Review: The Young Karl Marx

Frederick Engels(Konarske) and Karl Marx(Diehl) in The Young Karl Marx

By Marc W. Polite

The origins of modern socialism is a story that is not often told. When people think of communism and socialism, they often think of totalitarian states or countries that have strong social welfare programs. Some political observers would have many believe that socialism and communism are 20th century tendencies. However, when reading and studying closely, one finds out quickly that these ideas have their roots in the 19th Century. The Young Karl Marx shows the life events of Marx, as well as the political realities faced by European reformers and radicals of the 1840’s.

Directed by Raoul Peck, The Young Karl Marx depicts the meeting of German philosophers and activists Karl Marx and Frederich Engels. Peck, who is also the director of the critically acclaimed James Baldwin documentary “I Am Not Your Negro” has created an interesting bio pic that also covers much of the political struggles that these two collaborators endured. August Diehl plays Karl Marx, and Stefan Konarske plays Frederick Engels, the infamous co-authors of the 19th century revolutionary tract, the Communist Manifesto.

There were socialist tendencies in Europe that predated the Communist Manifesto and its publication in 1848, but what Marx and Engels co-authored constituted a break with those other formulations. The Young Karl Marx delves into this, showing the influence of his contemporaries such as Proudhon and Weitling among a few others. In the years of their collaboration leading up to 1848, the film documents the censorship, exile, and police harassment of these two German writers. In German and French with English subtitles, the movie shows the activity of The League of the Just, an organization of socialists across Europe that Marx and Engels would join and forge into the First Communist League.

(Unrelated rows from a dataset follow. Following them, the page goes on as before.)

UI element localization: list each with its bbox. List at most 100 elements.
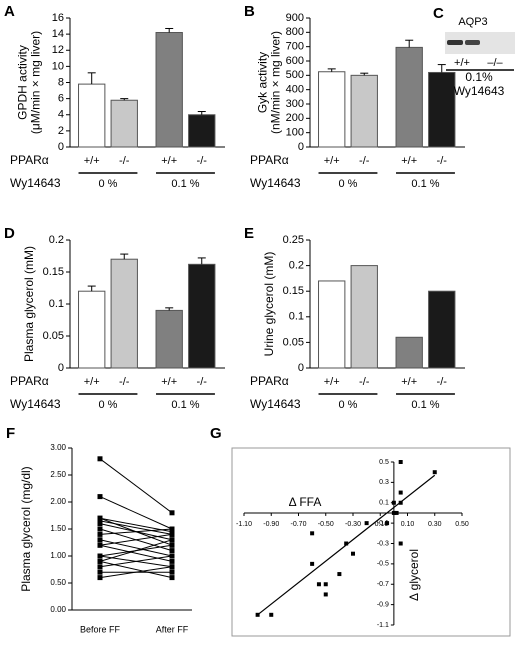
x-tick-label: 0.10	[401, 521, 415, 528]
pair-line	[99, 544, 173, 562]
y-tick-label: 2.00	[50, 497, 66, 506]
bar	[395, 336, 423, 369]
group-label: 0 %	[98, 399, 117, 411]
point	[97, 542, 103, 548]
category-label: +/+	[324, 376, 340, 388]
bar	[78, 290, 106, 369]
pair-line	[99, 566, 173, 579]
group-label: 0.1 %	[171, 399, 199, 411]
pair-line	[99, 528, 173, 535]
row-label: Wy14643	[10, 176, 61, 190]
x-tick-label: -0.50	[318, 521, 334, 528]
row-label: Wy14643	[250, 397, 301, 411]
row-label: PPARα	[10, 153, 49, 167]
bar	[350, 265, 378, 369]
y-tick-label: -0.3	[377, 540, 389, 547]
y-tick-label: 6	[58, 93, 64, 105]
y-axis-title: GPDH activity	[16, 45, 30, 120]
lane-label: –/–	[487, 57, 503, 69]
category-label: -/-	[437, 155, 448, 167]
point	[97, 531, 103, 537]
group-label: 0.1 %	[411, 399, 439, 411]
y-tick-label: 2.50	[50, 470, 66, 479]
y-tick-label: 200	[286, 112, 304, 124]
y-tick-label: 900	[286, 12, 304, 24]
y-tick-label: 800	[286, 26, 304, 38]
y-tick-label: 0	[298, 362, 304, 374]
bar	[395, 46, 423, 148]
point	[169, 569, 175, 575]
bar	[428, 290, 456, 369]
y-tick-label: 0.05	[283, 336, 304, 348]
y-tick-label: 0.1	[289, 311, 304, 323]
pair-line	[99, 555, 173, 568]
y-axis-title: Plasma glycerol (mg/dl)	[19, 466, 33, 591]
point	[169, 575, 175, 581]
point	[398, 541, 403, 546]
y-tick-label: 0.2	[289, 260, 304, 272]
group-label: 0 %	[338, 178, 357, 190]
y-tick-label: 0.2	[49, 234, 64, 246]
category-label: -/-	[197, 155, 208, 167]
y-tick-label: 14	[52, 28, 64, 40]
row-label: PPARα	[250, 153, 289, 167]
group-label: 0.1 %	[171, 178, 199, 190]
y-tick-label: 0.1	[379, 500, 389, 507]
panel-letter: D	[4, 225, 15, 242]
pair-line	[99, 539, 173, 557]
y-axis-title: Gyk activity	[256, 52, 270, 113]
plot-frame	[231, 447, 511, 637]
row-label: Wy14643	[10, 397, 61, 411]
point	[97, 564, 103, 570]
bar	[78, 83, 106, 148]
bar	[350, 74, 378, 148]
category-label: +/+	[161, 155, 177, 167]
category-label: -/-	[437, 376, 448, 388]
y-tick-label: 0.50	[50, 578, 66, 587]
point	[394, 510, 399, 515]
y-axis-title: (μM/min × mg liver)	[29, 31, 43, 134]
category-label: -/-	[119, 155, 130, 167]
y-tick-label: 1.50	[50, 524, 66, 533]
bar	[318, 280, 346, 369]
point	[97, 575, 103, 581]
y-tick-label: 0	[298, 141, 304, 153]
y-tick-label: 0	[58, 141, 64, 153]
bar	[110, 258, 138, 369]
panel-letter: G	[210, 425, 222, 442]
point	[398, 490, 403, 495]
point	[97, 456, 103, 462]
point	[169, 553, 175, 559]
point	[169, 564, 175, 570]
point	[398, 500, 403, 505]
point	[269, 612, 274, 617]
point	[344, 541, 349, 546]
point	[391, 510, 396, 515]
y-tick-label: 0.05	[43, 330, 64, 342]
point	[97, 494, 103, 500]
point	[97, 569, 103, 575]
blot-title: AQP3	[458, 16, 487, 28]
bar	[188, 114, 216, 148]
point	[255, 612, 260, 617]
point	[97, 515, 103, 521]
group-label: 0 %	[98, 178, 117, 190]
pair-line	[99, 560, 173, 579]
x-axis-title: Δ FFA	[289, 495, 322, 509]
category-label: -/-	[197, 376, 208, 388]
blot-band	[447, 40, 463, 45]
y-axis-title: Δ glycerol	[407, 549, 421, 601]
y-tick-label: -1.1	[377, 622, 389, 629]
y-tick-label: -0.9	[377, 601, 389, 608]
x-tick-label: -0.70	[291, 521, 307, 528]
point	[391, 500, 396, 505]
pair-line	[99, 496, 173, 530]
y-tick-label: 0.25	[283, 234, 304, 246]
point	[97, 526, 103, 532]
point	[169, 542, 175, 548]
x-tick-label: Before FF	[80, 624, 121, 634]
x-tick-label: 0.30	[428, 521, 442, 528]
point	[316, 582, 321, 587]
point	[97, 537, 103, 543]
y-tick-label: 3.00	[50, 443, 66, 452]
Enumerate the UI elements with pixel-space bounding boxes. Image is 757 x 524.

Adherents to Marx and Engels emphasis on revolutionary socialism and the inability to reform capitalism, would come to be known as Marxists.

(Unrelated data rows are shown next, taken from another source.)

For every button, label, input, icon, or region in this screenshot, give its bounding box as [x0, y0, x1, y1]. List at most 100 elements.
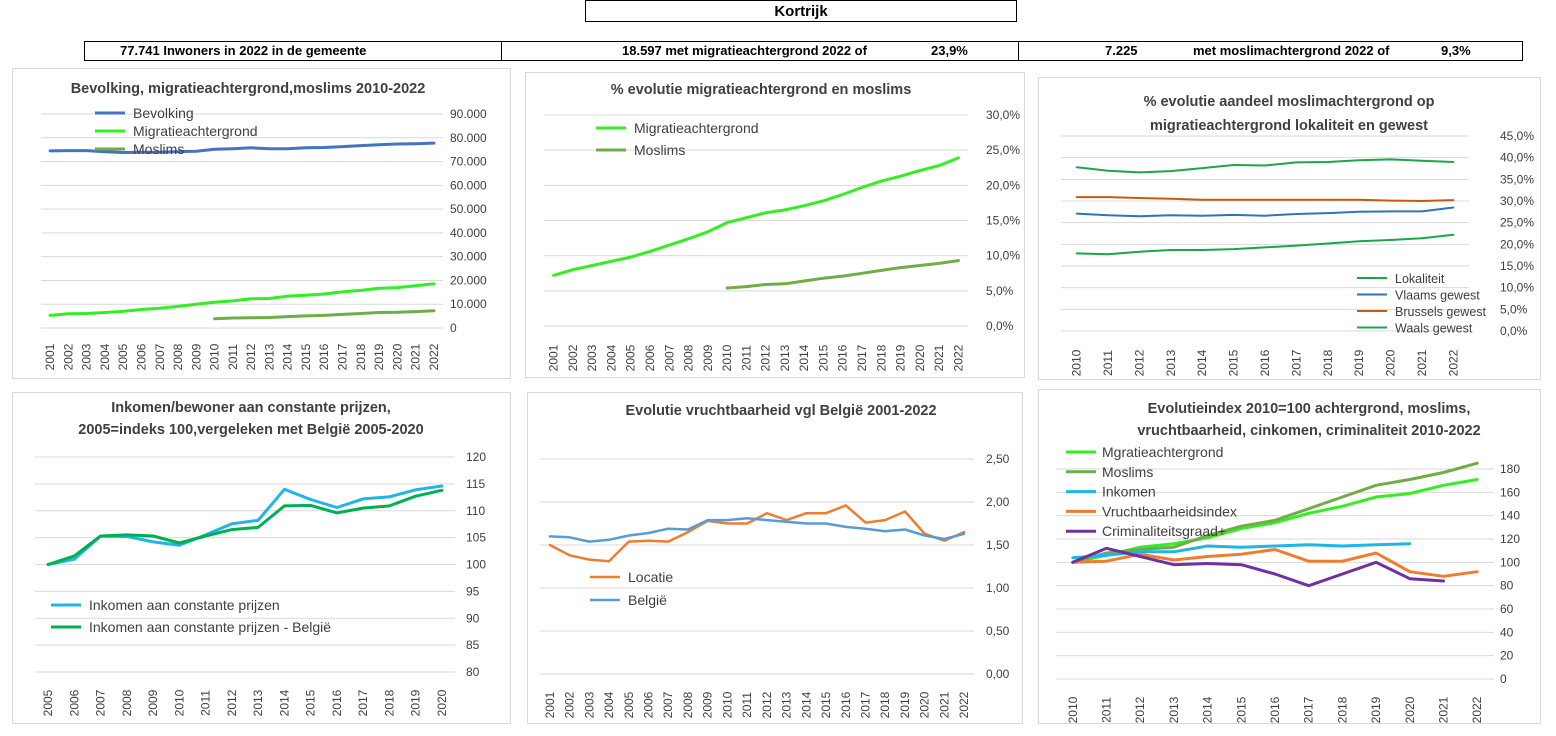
x-tick-label: 2019 — [1352, 349, 1366, 376]
x-tick-label: 2021 — [1436, 696, 1450, 723]
x-tick-label: 2020 — [913, 344, 927, 371]
y-tick-label: 15,0% — [986, 214, 1020, 228]
x-tick-label: 2014 — [277, 689, 291, 716]
legend-label: Waals gewest — [1395, 322, 1473, 336]
y-tick-label: 120 — [466, 450, 486, 464]
x-tick-label: 2014 — [799, 691, 813, 718]
x-tick-label: 2014 — [281, 343, 295, 370]
summary-muslim-count: 7.225 — [1105, 43, 1138, 58]
x-tick-label: 2015 — [1227, 349, 1241, 376]
x-tick-label: 2010 — [208, 343, 222, 370]
summary-population: 77.741 Inwoners in 2022 in de gemeente — [120, 43, 367, 58]
y-tick-label: 5,0% — [1500, 302, 1528, 316]
x-tick-label: 2006 — [67, 689, 81, 716]
legend-label: Mgratieachtergrond — [1102, 444, 1223, 460]
series-line-moslims — [213, 309, 436, 321]
y-tick-label: 45,0% — [1500, 129, 1534, 143]
y-tick-label: 40,0% — [1500, 151, 1534, 165]
x-tick-label: 2017 — [859, 691, 873, 718]
chart-svg: % evolutie migratieachtergrond en moslim… — [544, 82, 1020, 371]
x-tick-label: 2014 — [797, 344, 811, 371]
x-tick-label: 2019 — [1369, 696, 1383, 723]
chart-title: % evolutie aandeel moslimachtergrond op — [1144, 94, 1435, 110]
legend-label: België — [628, 592, 667, 608]
chart-title: % evolutie migratieachtergrond en moslim… — [611, 82, 912, 98]
y-tick-label: 110 — [466, 504, 485, 518]
chart-svg: Evolutie vruchtbaarheid vgl België 2001-… — [540, 403, 1010, 718]
x-tick-label: 2010 — [172, 689, 186, 716]
y-tick-label: 10,0% — [986, 249, 1020, 263]
y-tick-label: 100 — [1500, 555, 1520, 569]
y-tick-label: 180 — [1500, 462, 1520, 476]
summary-row: 77.741 Inwoners in 2022 in de gemeente 1… — [84, 41, 1523, 61]
x-tick-label: 2020 — [1384, 349, 1398, 376]
y-tick-label: 30.000 — [450, 250, 487, 264]
y-tick-label: 85 — [466, 638, 480, 652]
chart-evolution-index: Evolutieindex 2010=100 achtergrond, mosl… — [1038, 389, 1541, 724]
x-tick-label: 2018 — [874, 344, 888, 371]
y-tick-label: 25,0% — [1500, 216, 1534, 230]
legend-label: Inkomen aan constante prijzen - België — [89, 619, 331, 635]
x-tick-label: 2013 — [1164, 349, 1178, 376]
x-tick-label: 2015 — [304, 689, 318, 716]
y-tick-label: 50.000 — [450, 202, 487, 216]
x-tick-label: 2012 — [244, 343, 258, 370]
x-tick-label: 2005 — [116, 343, 130, 370]
x-tick-label: 2009 — [701, 344, 715, 371]
y-tick-label: 20,0% — [1500, 237, 1534, 251]
x-tick-label: 2013 — [1167, 696, 1181, 723]
x-tick-label: 2022 — [427, 343, 441, 370]
x-tick-label: 2004 — [604, 344, 618, 371]
chart-svg: % evolutie aandeel moslimachtergrond op m… — [1061, 94, 1534, 376]
x-tick-label: 2003 — [80, 343, 94, 370]
x-tick-label: 2002 — [563, 691, 577, 718]
x-tick-label: 2002 — [566, 344, 580, 371]
x-tick-label: 2011 — [740, 692, 754, 718]
y-tick-label: 60.000 — [450, 178, 487, 192]
series-line-moslims — [1071, 461, 1479, 564]
x-tick-label: 2008 — [171, 343, 185, 370]
x-tick-label: 2016 — [1258, 349, 1272, 376]
x-tick-label: 2019 — [409, 689, 423, 716]
x-tick-label: 2007 — [661, 691, 675, 718]
x-tick-label: 2006 — [135, 343, 149, 370]
y-tick-label: 80 — [1500, 579, 1514, 593]
x-tick-label: 2018 — [1335, 696, 1349, 723]
x-tick-label: 2018 — [354, 343, 368, 370]
summary-muslim-pct: 9,3% — [1441, 43, 1471, 58]
y-tick-label: 30,0% — [986, 108, 1020, 122]
x-tick-label: 2005 — [622, 691, 636, 718]
y-tick-label: 20 — [1500, 649, 1514, 663]
series-line-mgratieachtergrond — [1071, 478, 1479, 564]
series-line-lokaliteit — [1075, 158, 1455, 174]
chart-pct-evolution: % evolutie migratieachtergrond en moslim… — [525, 72, 1025, 378]
x-tick-label: 2008 — [682, 344, 696, 371]
y-tick-label: 0 — [1500, 672, 1507, 686]
summary-muslim-label: met moslimachtergrond 2022 of — [1193, 43, 1390, 58]
x-tick-label: 2022 — [957, 691, 971, 718]
chart-title: Bevolking, migratieachtergrond,moslims 2… — [71, 81, 426, 97]
series-line-migratieachtergrond — [48, 282, 436, 317]
x-tick-label: 2013 — [778, 344, 792, 371]
series-line-inkomen-aan-constante-prijzen — [46, 484, 444, 566]
y-tick-label: 95 — [466, 584, 480, 598]
x-tick-label: 2008 — [120, 689, 134, 716]
x-tick-label: 2019 — [894, 344, 908, 371]
chart-svg: Bevolking, migratieachtergrond,moslims 2… — [41, 81, 487, 370]
x-tick-label: 2008 — [681, 691, 695, 718]
x-tick-label: 2010 — [720, 691, 734, 718]
x-tick-label: 2019 — [372, 343, 386, 370]
y-tick-label: 80 — [466, 665, 480, 679]
y-tick-label: 10.000 — [450, 297, 487, 311]
legend-label: Lokaliteit — [1395, 272, 1445, 286]
legend-label: Brussels gewest — [1395, 305, 1487, 319]
x-tick-label: 2022 — [1470, 696, 1484, 723]
x-tick-label: 2011 — [1100, 697, 1114, 723]
series-line-criminaliteitsgraad- — [1071, 546, 1445, 588]
x-tick-label: 2011 — [1101, 350, 1115, 376]
x-tick-label: 2001 — [43, 343, 57, 370]
x-tick-label: 2011 — [226, 344, 240, 370]
y-tick-label: 30,0% — [1500, 194, 1534, 208]
legend-label: Vlaams gewest — [1395, 289, 1480, 303]
series-line-brussels-gewest — [1075, 196, 1455, 202]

This film, is instructive for our times. There is a resurgence of interest in socialism due to worsening conditions in this country. In the time of Marx and Engels, capitalism had the capacity to expand. Today, in this era of late stage capitalism, it only does so at the expense of other parts of the world. Inequality is worsening, and threatens wider war and plenty of barbarism. Although this document was published 170 years ago, it still accurately describes the human condition. 19th century conditions were brutal, and the 21st century seems to be headed back in that direction. French economist Thomas Piketty in his work Capital in the 21st Century alludes to this new reality.

Peck has created a film that inspires people to return to the big questions. Marx once famously remarked that “philosophers have only interpreted the world differently, the point is to change it.” In these trying days, millions are beginning to ask how to do that. The Young Karl Marx is a film worth seeing and discussing.